Shawn Bradley’s heartbreaking reminder to watch bikes

A driver hit former Dallas Mavericks center Shawn Bradley while riding his bike near his home in Utah in January 2021.

Injuries from the accident caused the 7-foot-6 athlete paralyzed from the chest down.

Sports Illustrated recently profiled Bradleyin a story that gives details of the accident – ​​he swung to avoid being overtaken by a parked car and was hit by a Dodge van – and his recovery.

The accident did not kill him, but it is likely to shorten his life, the magazine reported.
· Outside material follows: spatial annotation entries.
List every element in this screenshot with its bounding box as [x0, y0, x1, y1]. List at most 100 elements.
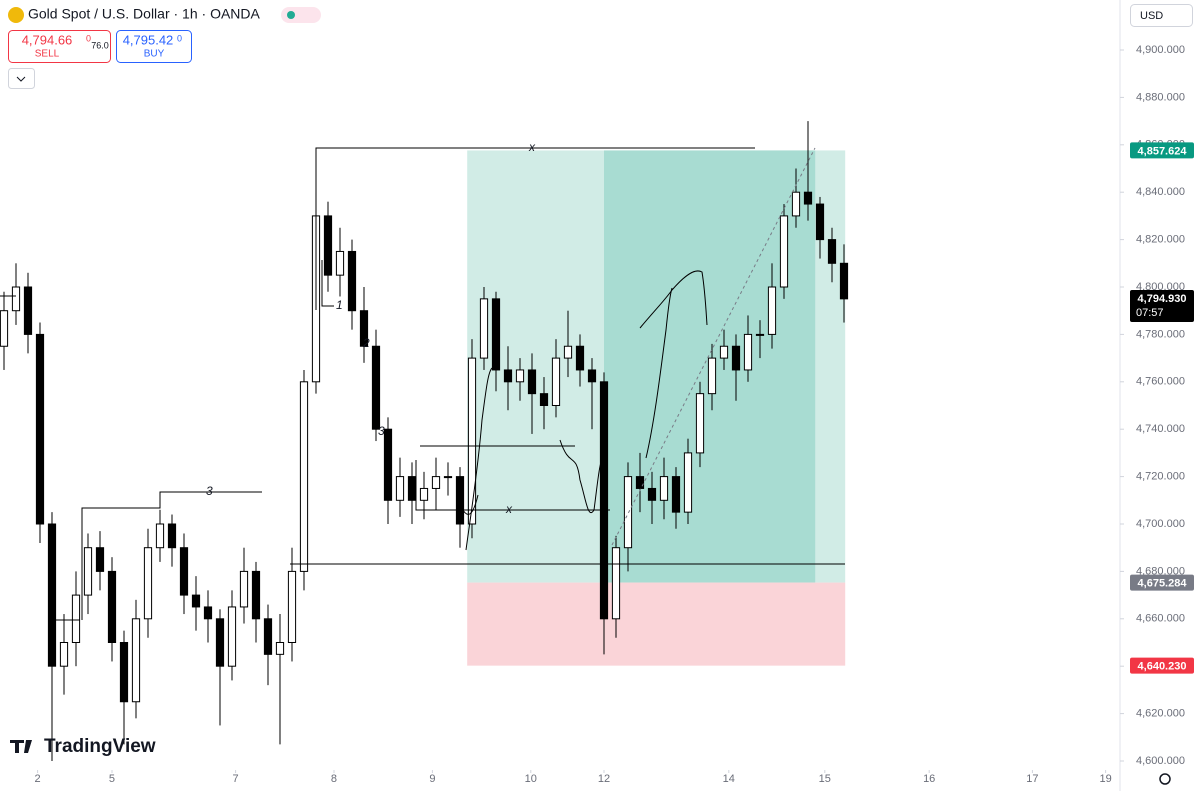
candle-body: [11, 286, 21, 312]
x-tick-label: 16: [923, 773, 935, 785]
annotation: 1: [336, 298, 343, 312]
drawings: 1 2 3 3 x x: [0, 140, 845, 621]
candle-body: [659, 476, 669, 501]
annotation: 2: [362, 336, 370, 350]
candle-body: [347, 250, 357, 312]
candle-body: [251, 570, 261, 620]
candle-body: [155, 523, 165, 549]
candle-body: [383, 428, 393, 501]
x-tick-label: 5: [109, 773, 115, 785]
annotation: 3: [206, 484, 213, 498]
price-badge-label: 4,640.230: [1138, 661, 1187, 673]
candle-body: [395, 476, 405, 501]
x-tick-label: 12: [598, 773, 610, 785]
settings-icon[interactable]: [1159, 773, 1171, 785]
candle-body: [71, 594, 81, 643]
x-tick-label: 9: [429, 773, 435, 785]
currency: USD: [1140, 10, 1163, 22]
candle-body: [275, 641, 285, 655]
candle-body: [359, 310, 369, 347]
freehand: [645, 287, 673, 459]
candle-body: [35, 333, 45, 525]
candle-body: [503, 369, 513, 383]
candle-body: [131, 618, 141, 703]
candle-body: [191, 594, 201, 608]
candle-body: [467, 357, 477, 525]
sell-label: SELL: [35, 49, 60, 60]
drawn-line: [321, 260, 334, 307]
candle-body: [611, 547, 621, 620]
candle-body: [59, 641, 69, 667]
chevron-icon: [16, 76, 26, 82]
candle-body: [587, 369, 597, 383]
annotation: x: [505, 502, 513, 516]
y-tick-label: 4,660.000: [1136, 613, 1185, 625]
annotation: x: [528, 140, 536, 154]
freehand: [457, 439, 605, 515]
candle-body: [23, 286, 33, 335]
candle-body: [107, 570, 117, 643]
freehand: [465, 367, 493, 551]
collapse-button[interactable]: [8, 68, 35, 89]
candle-body: [323, 215, 333, 276]
candle-body: [419, 487, 429, 501]
y-tick-label: 4,700.000: [1136, 518, 1185, 530]
y-tick-label: 4,740.000: [1136, 423, 1185, 435]
candle-body: [575, 345, 585, 371]
countdown: 07:57: [1136, 307, 1164, 319]
y-tick-label: 4,780.000: [1136, 328, 1185, 340]
buy-button[interactable]: [116, 30, 192, 63]
brand-logo: [10, 740, 32, 753]
candle-body: [527, 369, 537, 395]
currency-button[interactable]: [1130, 4, 1193, 27]
candle-body: [263, 618, 273, 655]
y-tick-label: 4,820.000: [1136, 234, 1185, 246]
candle-body: [755, 333, 765, 336]
status-dot: [287, 11, 295, 19]
sell-price: 4,794.66: [22, 32, 73, 47]
candles: [0, 121, 849, 761]
x-tick-label: 15: [819, 773, 831, 785]
candle-body: [599, 381, 609, 620]
candle-body: [431, 476, 441, 489]
x-tick-label: 7: [233, 773, 239, 785]
y-tick-label: 4,720.000: [1136, 471, 1185, 483]
x-tick-label: 10: [525, 773, 537, 785]
candle-body: [0, 310, 9, 347]
buy-price: 4,795.42: [123, 32, 174, 47]
y-tick-label: 4,760.000: [1136, 376, 1185, 388]
sell-button[interactable]: [8, 30, 111, 63]
candle-body: [551, 357, 561, 407]
axes: 4,600.0004,620.0004,640.0004,660.0004,68…: [35, 44, 1194, 785]
candle-body: [203, 606, 213, 620]
candle-body: [227, 606, 237, 667]
last-price-badge: [1130, 290, 1194, 323]
candle-body: [815, 203, 825, 241]
candle-body: [623, 476, 633, 549]
buy-price-sup: 0: [177, 33, 182, 43]
spread: 76.0: [91, 40, 109, 50]
last-price-label: 4,794.930: [1138, 293, 1187, 305]
symbol-logo: [8, 7, 24, 23]
candle-body: [707, 357, 717, 395]
drawn-line: [81, 491, 262, 620]
candle-body: [671, 476, 681, 513]
candle-body: [239, 570, 249, 608]
drawn-line: [315, 147, 755, 310]
candle-body: [371, 345, 381, 430]
y-tick-label: 4,880.000: [1136, 91, 1185, 103]
price-badge-label: 4,857.624: [1138, 145, 1188, 157]
drawn-line: [415, 460, 610, 511]
candle-body: [299, 381, 309, 572]
y-tick-label: 4,840.000: [1136, 186, 1185, 198]
candle-body: [791, 191, 801, 217]
candle-body: [335, 250, 345, 276]
candle-body: [95, 547, 105, 572]
position-tool: [467, 150, 846, 666]
x-tick-label: 8: [331, 773, 337, 785]
candle-body: [455, 476, 465, 525]
symbol-title: Gold Spot / U.S. Dollar · 1h · OANDA: [28, 6, 261, 22]
candle-body: [167, 523, 177, 549]
sell-price-sup: 0: [86, 33, 91, 43]
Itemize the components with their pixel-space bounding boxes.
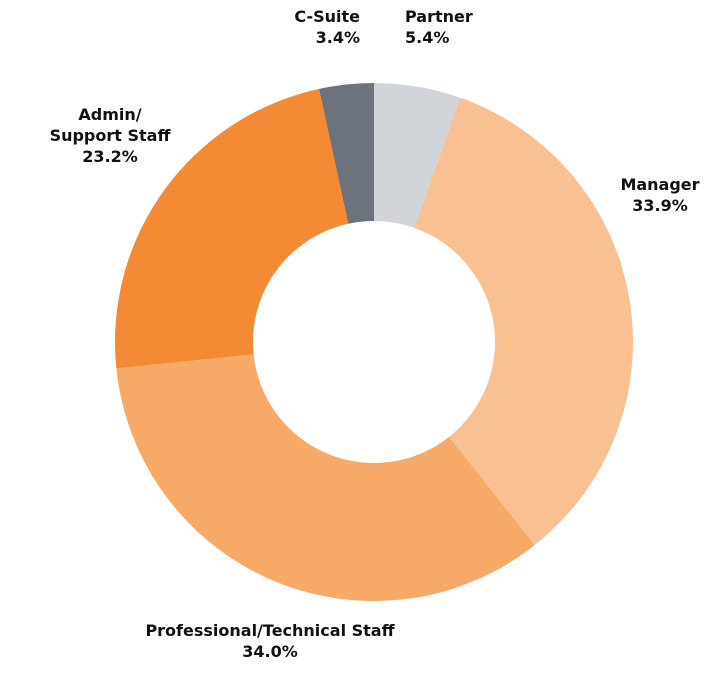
value-label: 5.4% bbox=[405, 28, 450, 47]
category-label: Partner bbox=[405, 7, 473, 26]
category-label: Manager bbox=[620, 175, 700, 194]
slice-label: Professional/Technical Staff 34.0% bbox=[130, 620, 410, 662]
category-label: C-Suite bbox=[294, 7, 360, 26]
donut-segment bbox=[374, 83, 461, 228]
donut-segment bbox=[115, 88, 349, 369]
value-label: 23.2% bbox=[82, 147, 138, 166]
category-label: Admin/ Support Staff bbox=[49, 105, 171, 145]
slice-label: C-Suite 3.4% bbox=[240, 6, 360, 48]
value-label: 34.0% bbox=[242, 642, 298, 661]
category-label: Professional/Technical Staff bbox=[145, 621, 395, 640]
donut-segment bbox=[319, 83, 374, 224]
donut-segment bbox=[116, 354, 535, 601]
value-label: 33.9% bbox=[632, 196, 688, 215]
slice-label: Partner 5.4% bbox=[405, 6, 525, 48]
slice-label: Admin/ Support Staff 23.2% bbox=[40, 104, 180, 167]
donut-segment bbox=[414, 97, 633, 546]
slice-label: Manager 33.9% bbox=[590, 174, 717, 216]
value-label: 3.4% bbox=[315, 28, 360, 47]
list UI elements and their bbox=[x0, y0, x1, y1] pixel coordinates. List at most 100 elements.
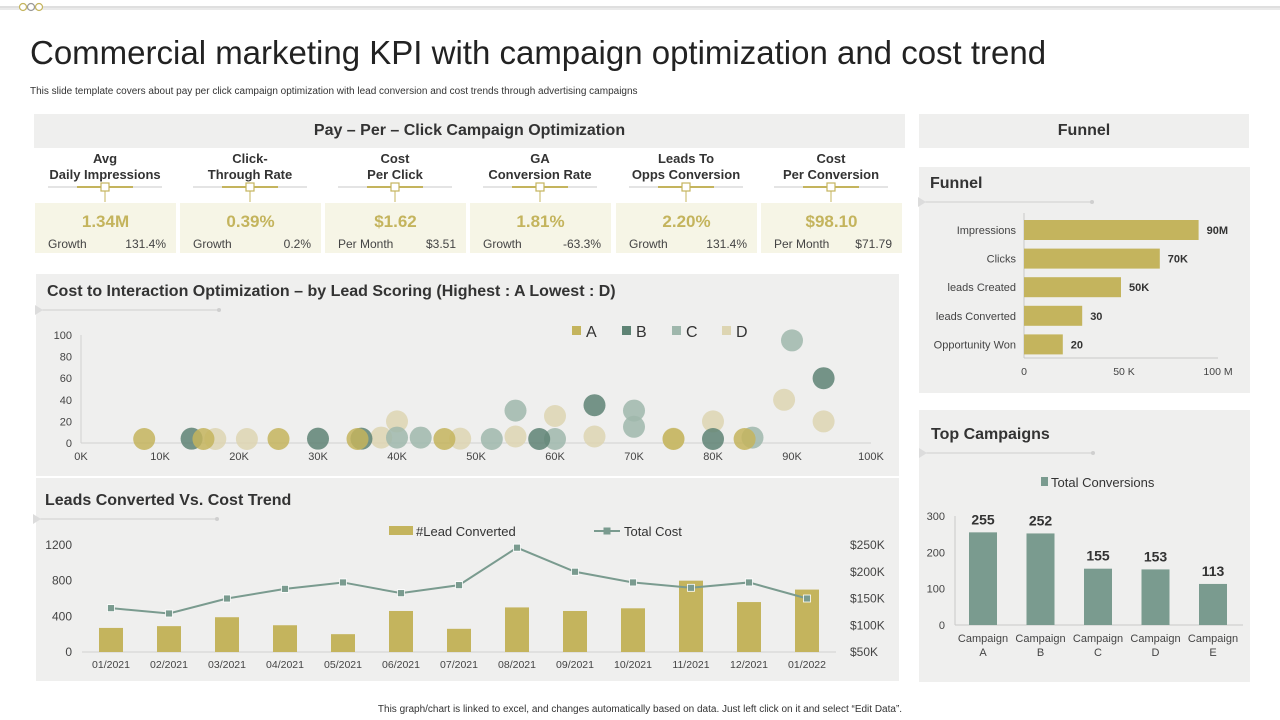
combo-x-tick: 01/2021 bbox=[92, 659, 130, 671]
combo-cost-marker bbox=[339, 578, 347, 587]
funnel-bar bbox=[1024, 334, 1063, 355]
combo-cost-marker bbox=[745, 578, 753, 587]
scatter-title: Cost to Interaction Optimization – by Le… bbox=[47, 283, 616, 300]
funnel-category-label: Clicks bbox=[987, 254, 1017, 266]
kpi-label: Cost Per Click bbox=[367, 151, 423, 182]
kpi-sub-label: Growth bbox=[48, 237, 87, 251]
campaigns-bar bbox=[1026, 533, 1055, 625]
campaigns-x-tick: Campaign bbox=[1015, 633, 1065, 645]
combo-y-right-tick: $250K bbox=[850, 538, 885, 552]
scatter-x-tick: 40K bbox=[387, 451, 407, 463]
combo-bar bbox=[563, 610, 587, 652]
campaigns-x-tick: Campaign bbox=[1073, 633, 1123, 645]
combo-x-tick: 04/2021 bbox=[266, 659, 304, 671]
combo-y-left-tick: 400 bbox=[52, 609, 72, 623]
combo-bar bbox=[505, 607, 529, 652]
scatter-legend-swatch bbox=[672, 326, 681, 335]
campaigns-data-label: 113 bbox=[1202, 563, 1225, 579]
scatter-point-d bbox=[449, 427, 472, 450]
combo-legend-bar-label: #Lead Converted bbox=[416, 524, 516, 539]
footer-note: This graph/chart is linked to excel, and… bbox=[377, 704, 903, 715]
kpi-box: $1.62 Per Month $3.51 bbox=[325, 203, 466, 253]
scatter-point-c bbox=[623, 415, 645, 438]
scatter-point-d bbox=[812, 410, 835, 433]
panel-title-arrow bbox=[33, 514, 41, 524]
scatter-x-tick: 90K bbox=[782, 451, 802, 463]
campaigns-bar bbox=[1141, 569, 1170, 625]
scatter-y-tick: 60 bbox=[60, 373, 72, 385]
kpi-sub-value: -63.3% bbox=[562, 237, 601, 251]
panel-title-dot bbox=[1090, 200, 1094, 204]
kpi-box: 2.20% Growth 131.4% bbox=[616, 203, 757, 253]
combo-x-tick: 06/2021 bbox=[382, 659, 420, 671]
page-subtitle: This slide template covers about pay per… bbox=[30, 86, 638, 97]
scatter-legend-label: B bbox=[636, 324, 647, 341]
scatter-point-d bbox=[370, 426, 393, 449]
combo-legend-bar-swatch bbox=[389, 526, 413, 535]
combo-bar bbox=[215, 617, 239, 652]
ppc-section-header: Pay – Per – Click Campaign Optimization bbox=[34, 114, 905, 148]
scatter-legend-label: A bbox=[586, 324, 597, 341]
campaigns-y-tick: 0 bbox=[939, 620, 945, 632]
campaigns-x-tick: Campaign bbox=[1130, 633, 1180, 645]
combo-cost-marker bbox=[165, 609, 173, 618]
scatter-x-tick: 0K bbox=[74, 451, 88, 463]
combo-x-tick: 09/2021 bbox=[556, 659, 594, 671]
campaigns-x-tick-letter: A bbox=[979, 647, 987, 659]
combo-cost-marker bbox=[803, 594, 811, 603]
kpi-box: $98.10 Per Month $71.79 bbox=[761, 203, 902, 253]
funnel-category-label: leads Converted bbox=[936, 311, 1016, 323]
combo-bar bbox=[157, 626, 181, 652]
kpi-sub-label: Growth bbox=[483, 237, 522, 251]
scatter-x-tick: 20K bbox=[229, 451, 249, 463]
funnel-data-label: 50K bbox=[1129, 282, 1149, 294]
combo-x-tick: 01/2022 bbox=[788, 659, 826, 671]
funnel-x-tick: 0 bbox=[1021, 366, 1027, 378]
campaigns-y-tick: 100 bbox=[927, 584, 945, 596]
scatter-point-c bbox=[781, 329, 803, 352]
kpi-label: Cost Per Conversion bbox=[782, 151, 880, 182]
combo-cost-marker bbox=[455, 581, 463, 590]
kpi-sub-value: 131.4% bbox=[706, 237, 747, 251]
scatter-point-a bbox=[192, 428, 215, 450]
scatter-x-tick: 30K bbox=[308, 451, 328, 463]
campaigns-bar bbox=[969, 532, 997, 625]
kpi-box: 0.39% Growth 0.2% bbox=[180, 203, 321, 253]
scatter-point-a bbox=[433, 428, 456, 450]
scatter-point-d bbox=[702, 410, 724, 433]
campaigns-data-label: 252 bbox=[1029, 512, 1053, 528]
combo-title: Leads Converted Vs. Cost Trend bbox=[45, 492, 291, 509]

And its size has been a challenge for the hospitals and rehabilitation centers treating it.

Last fall, Bradley worked five days a week in grueling physical therapy at Baylor Scott & White in an effort to move from his chair to his bed and back unaided.

Besides the physical pain, the injury is expected to cost millions of dollars over his lifetime.

The former athlete lost his sense of self with the loss of his physical abilities, the magazine reports, but is now focusing on bike safety.

From the story, by Brian Burnsed:

As he strives to better himself, Bradley is determined to find a way to help others. Educating the masses about bicycle safety is a priority: More than 800 Americans die each year in bicycle accidents involving motor vehicles. (Last May, fellow 7-footer and Utahan Mark Eaton, 64, who played 11 seasons with the Jazz, died after a bicycling accident, but no vehicles were involved in his accident.) Plus, about 300,000 Americans are currently living with serious spinal cord injuries.

He and his wife Carrie plan to leave their home in Utah, which was custom-built for a 7-foot-6 person but no wheelchairs, and move to the Dallas area.

Dallas traffic is terrible. Road rage is a problem, and our city is notoriously dangerous for pedestrians.

here is what the city of dallas says about riding with bikes:

  • Cyclists have legal access to the roadway and must obey stop signs, traffic lights, traffic laws and signs.
  • Special care should be taken around cyclists as any accident with them is likely to result in serious injury.
  • Motorists must leave a safe overtaking space. If you’re not sure you have enough room to pass, don’t.
  • When turning, leave enough space so that the cyclist is not at risk of being hit.
  • Cyclists can legally move into the left lane to turn left, pass another vehicle or bike, or avoid debris or parked cars.
  • Cyclists may have to swerve to avoid a suddenly opening car door, window pane, storm grills, dogs, and other road hazards.
  • When the lane is too narrow to pass a cyclist safely, wait until the next lane is clear and give the cyclist all the rights of any other slow moving vehicle.
  • A motorist parked at the curb should not open a door on the traffic side of a vehicle without looking for other vehicles, including bicycles or motorcycles.
  • Cyclists can give right turn signals with their right arm extended or pointing to the right. The bikes are small and sometimes drivers don’t see them.
  • Do not honk at cyclists. A loud noise can startle the cyclist and cause him to move into the traffic lane.

In Bradley’s accident, he was trying to avoid being arrested. This scenario is why you should always open your car door with the opposite hand. It is also known as “the Dutch litter”. Watch the explanation below.